A woman wearing pantyhose sits uncomfortably in an uncomfortable-looking chair. She’s listening to a man behind a desk, who’s leaning in confidently as he speaks. The photo’s caption: “Head Hunting.”
The image is part of Anna Fox’s 1987 photo series “Work Stations,” a commissioned project meant to convey the aggressive nature of office culture in Britain at the time. Each photo depicts crowded, suited chaos, and is accompanied by a snarky -- and sometimes unsettling -- snippet showcasing the rally-cry word choice of salesmen.
A tweed-suited, literally fist-pumping man is accompanied by the text, “We’re on a pirate ship at sea! We’re going to go and raid all the other ships on the ocean.”
In other photos that seem plucked straight from “The Wolf of Wall Street,” a roomful of employees rejoices a recent success by jumping, smoking, playing with telephone wires and waving around what looks to be a drumstick.
“Strength, precision and stamina had kept him on top,” reads the caption for a photo of a man and a woman sharing a cluttered desk, sitting beneath a framed image of Margaret Thatcher.
“I wanted to reflect the sense of aggression, competition and greed that Thatcher’s Britain had laid the foundations for,” Fox said in an interview with The Huffington Post. “Her famous phrase was: 'There is no such thing as society, just individuals,’ and then off we all went on a mad pursuit to gain money for ourselves and buy things we just couldn’t afford and forget about the communities that surrounded us and that we grew up in.”
Fox shot office life in wide format, using a strong and apparent flash, and from low angles so that her subjects towered over her, occupying most of the frame. The desired effect: to highlight the intense, masculine environment most workspaces were at the time. The women in her images are either portrayed as playing second fiddle as secretaries or as striving to match their male counterparts.
Though the series confronts serious themes, Fox manages to employ a sense of humor with many of the photos. In one, a man stuffs his face with meat and ketchup on a quick lunch break. In another, a woman stands solemnly in a doorway, a mannequin's high-socked leg hung next to her.
“Humor is a great tool for engaging a viewer,” Fox said. “It works in most mediums but in photography it has a particular power because of the reality factor that photography has; its indexical relationship to the world means that we read it more factually rather than as fiction.”

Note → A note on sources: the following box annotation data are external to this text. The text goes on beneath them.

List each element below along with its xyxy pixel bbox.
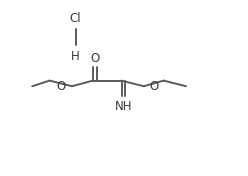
Text: NH: NH xyxy=(115,100,132,113)
Text: O: O xyxy=(150,80,159,93)
Text: H: H xyxy=(71,50,80,63)
Text: O: O xyxy=(56,80,65,93)
Text: O: O xyxy=(90,52,99,65)
Text: Cl: Cl xyxy=(70,12,81,25)
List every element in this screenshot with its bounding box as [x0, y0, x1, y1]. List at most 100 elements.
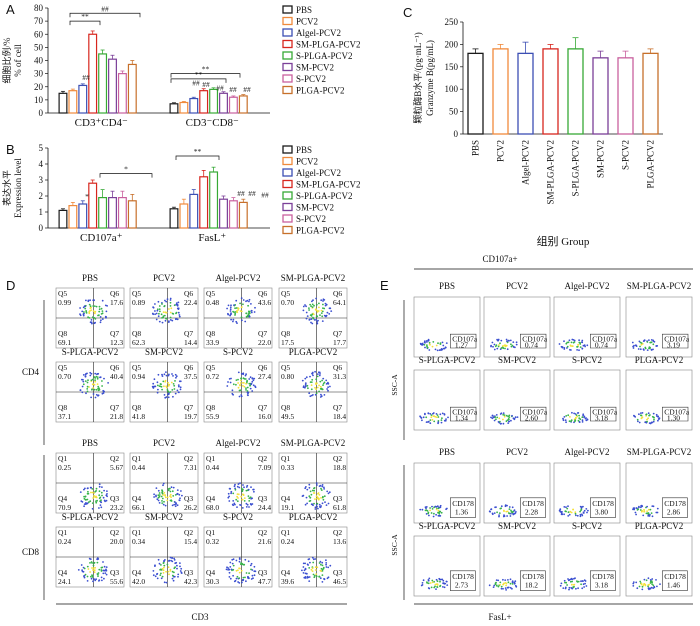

And, although she currently works wherever she’s taking photos, Fox is optimistic that workplaces have improved since the '80s, with movements against screen saturation gaining traction.
“I mean there were conferences about the hazards of working too long in front of screens and bullying was also quite nasty in some places,” Fox said. “These things must have changed a bit.”
Still, she thinks revisiting contemporary office spaces would be a fun and worthy update on the project.